8 BAB II TINJAUAN PUSTAKA A. Konflik Kerja 1. Pengertian Konflik Kerja Dalam setiap organisasi, agar setiap organisasi berfungsi secara efektif, maka individu dan kelompok yang saling bergantungan harus membentuk hubungan kerja dalam lingkungan batas organisasi. Untuk memperoleh informasi, bantuan, atau tindakan yang terkoordinasi, ketergantungan, semacam dapat membantu perkembangan kerjasama dan konflik. Gibson, dkk (1985) menyatakan bahwa konflik kerja merupakan pertentangan antara individu, antara kelompok dan antara organisasi yang disebabkan oleh perbedaan komunikasi, tujuan dan sikap. Menurut Luthans (1985) konflik kerja adalah kondisi dimana terjadi ketidakcocokan antara nilai dan tujuan yang ingin dicapai, baik nilai dan tujuan yang ada dalam diri sendiri maupun dalam hubungan dengan orang lain. Menurut Stoner (1985) konflik kerja adalah perbedaan pendapat antara dua atau lebih anggota organisasi atau kelompok, karena harus membagi sumber daya yang langka atau aktivitas kerja atau mempunyai status, tujuan, penilaian, atau pandangan yang berbeda. Menurut Robbins (2003) konflik adalah proses yang dimulai ketika satu pihak menganggap pihak lain secara negatif mempengaruhi, atau 8

9 secara negatif mempengaruhi sesuatu yang menjadi kepedulian pihak pertama. Putman & Pool (dalam Sutarto Wijono), konflik didefinisikan sebagai interaksi antar individu, kelompok atau organisasi yang membuat tujuan atau arti yang berlawanan, dan merasa bahwa orang lain sebagai pengganggu yang potensial terhadap pencapaian tujuan mereka. Mullins 1993 (dalam Sutarto Wijono), konflik merupakan kondisi terjadinya ketidaksesuaian tujuan dan munculnya berbagai pertentangan perilaku, baik yang ada dalam diri individu, kelompok maupun organisasi. Selain itu Greenberg dan Baron (2003) mengutarakan bahwa konflik terjadi sebagai suatu proses bahwa satu pihak atau satu kelompok merasakan ada pihak atau kelompok lain yang telah mengambil atau akan mengambil tindakan negatif yang akan berpengaruh pada tujuan utama kelompoknya.

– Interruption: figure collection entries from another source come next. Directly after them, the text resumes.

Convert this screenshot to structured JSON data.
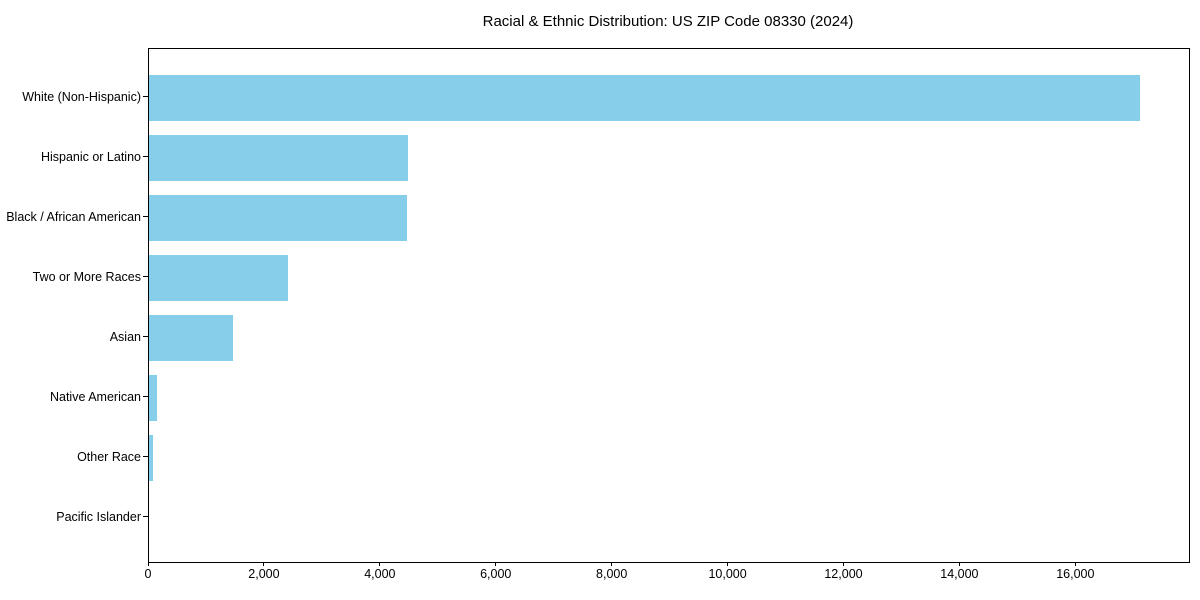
{
  "chart_data": {
    "type": "bar",
    "orientation": "horizontal",
    "title": "Racial & Ethnic Distribution: US ZIP Code 08330 (2024)",
    "categories": [
      "White (Non-Hispanic)",
      "Hispanic or Latino",
      "Black / African American",
      "Two or More Races",
      "Asian",
      "Native American",
      "Other Race",
      "Pacific Islander"
    ],
    "values": [
      17090,
      4470,
      4445,
      2390,
      1450,
      130,
      75,
      0
    ],
    "xlabel": "",
    "ylabel": "",
    "xlim": [
      0,
      17944
    ],
    "xticks": [
      0,
      2000,
      4000,
      6000,
      8000,
      10000,
      12000,
      14000,
      16000
    ],
    "xtick_labels": [
      "0",
      "2,000",
      "4,000",
      "6,000",
      "8,000",
      "10,000",
      "12,000",
      "14,000",
      "16,000"
    ],
    "grid": false,
    "legend_position": "none",
    "colors": {
      "bar": "#87CEEB",
      "spine": "#000000",
      "text": "#000000",
      "background": "#ffffff"
    }
  }
}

Jika dijabarkan lebih jauh sebenarnya terdapat beberapa hal pokok yang menyebabkan konflik di lingkungan organisasional, yaitu: a. Kompetisi terhadap sumber daya langka b. Penilaian tanggung jawab yang bersifat kelompok Sedangkan konflik antar anggota organisasi dapat terjadi karena: a. Kesalahan dalam menilai sifat b. Komunikasi yang kurang c. Kecenderungan terhadap salah satu pihak yang seringkali berbeda dengan kenyataan yang terjadi

10 Dengan demikian dapat disimpulkan bahwa konflik kerja adalah terjadinya suatu pertentangan antara individu dengan individu yang lain atau adanya ketidakcocokan suatu kondisi yang dialami oleh pegawai karena adanya hambatan komunikasi, perbedaan tujuan, kesalahan komunikasi, perbedaan penilaian tentang kerja dan ketergantungan aktivitas kerja 2. Faktor-Faktor Konflik Kerja Menurut Robbins (1996), konflik muncul karena ada kondisi yang melatarbelakanginya (antecedent conditions). Kondisi tersebut, yang disebut juga sebagai sumber terjadinya konflik, terdiri dari tiga kategori, yaitu: komunikasi, struktur, dan variabel pribadi. a. Komunikasi. Komunikasi yang buruk, dalam arti komunikasi yang menimbulkan kesalahpahaman antara pihak-pihak yang terlibat, dapat menjadi sumber konflik. Suatu hasil penelitian menunjukkan bahwa kesulitan semantik, pertukaran informasi yang tidak cukup, dan gangguan dalam saluran komunikasi merupakan penghalang terhadap komunikasi dan menjadi kondisi anteseden untuk terciptanya konflik. b. Struktur. Istilah struktur dalam konteks ini digunakan dalam artian yang mencakup: ukuran (kelompok), derajat spesialisasi yang diberikan kepada anggota kelompok, kejelasan jurisdiksi (wilayah kerja), kecocokan antara tujuan anggota dengan tujuan kelompok, gaya

11 kepemimpinan, sistem imbalan, dan derajat ketergantungan antara kelompok. Penelitian menunjukkan bahwa ukuran kelompok dan derajat spesialisasi merupakan variabel yang mendorong terjadinya konflik. Makin besar kelompok, dan makin terspesialisasi kegiatannya, maka semakin besar pula kemungkinan terjadinya konflik, karena apabila individu atau kelompok tidak mempunyai kepentingan terhadap individu lain atau kelompok-kelompok tertentu maka tidak akan pernah terjadi konflik. c. Variabel Pribadi. Sumber konflik lainnya yang potensial adalah faktor pribadi, yang meliputi: sistem nilai yang dimiliki tiap-tiap individu, karakteristik kepribadian yang menyebabkan individu memiliki keunikan (idiosyncrasies) dan berbeda dengan individu yang lain. Kenyataan menunjukkan bahwa tipe kepribadian tertentu, misalnya, individu yang sangat otoriter, dogmatik, dan menghargai rendah orang lain, merupakan sumber konflik yang potensial. Keadaan ini disebut dengan konflik yang dipersepsikan (perceived conflict). Kemudian jika individu terlibat secara emosional, dan mereka merasa cemas, tegang, frustrasi, atau muncul sikap bermusuhan, maka konflik berubah menjadi konflik yang dirasakan (felt conflict). Dari faktor faktor yang menyebabkan konflik diatas dapat disimpulkan bahwa faktor yang menyebabkan konflik ada 3 yaitu : komunikasi, struktur dan variabel pribadi.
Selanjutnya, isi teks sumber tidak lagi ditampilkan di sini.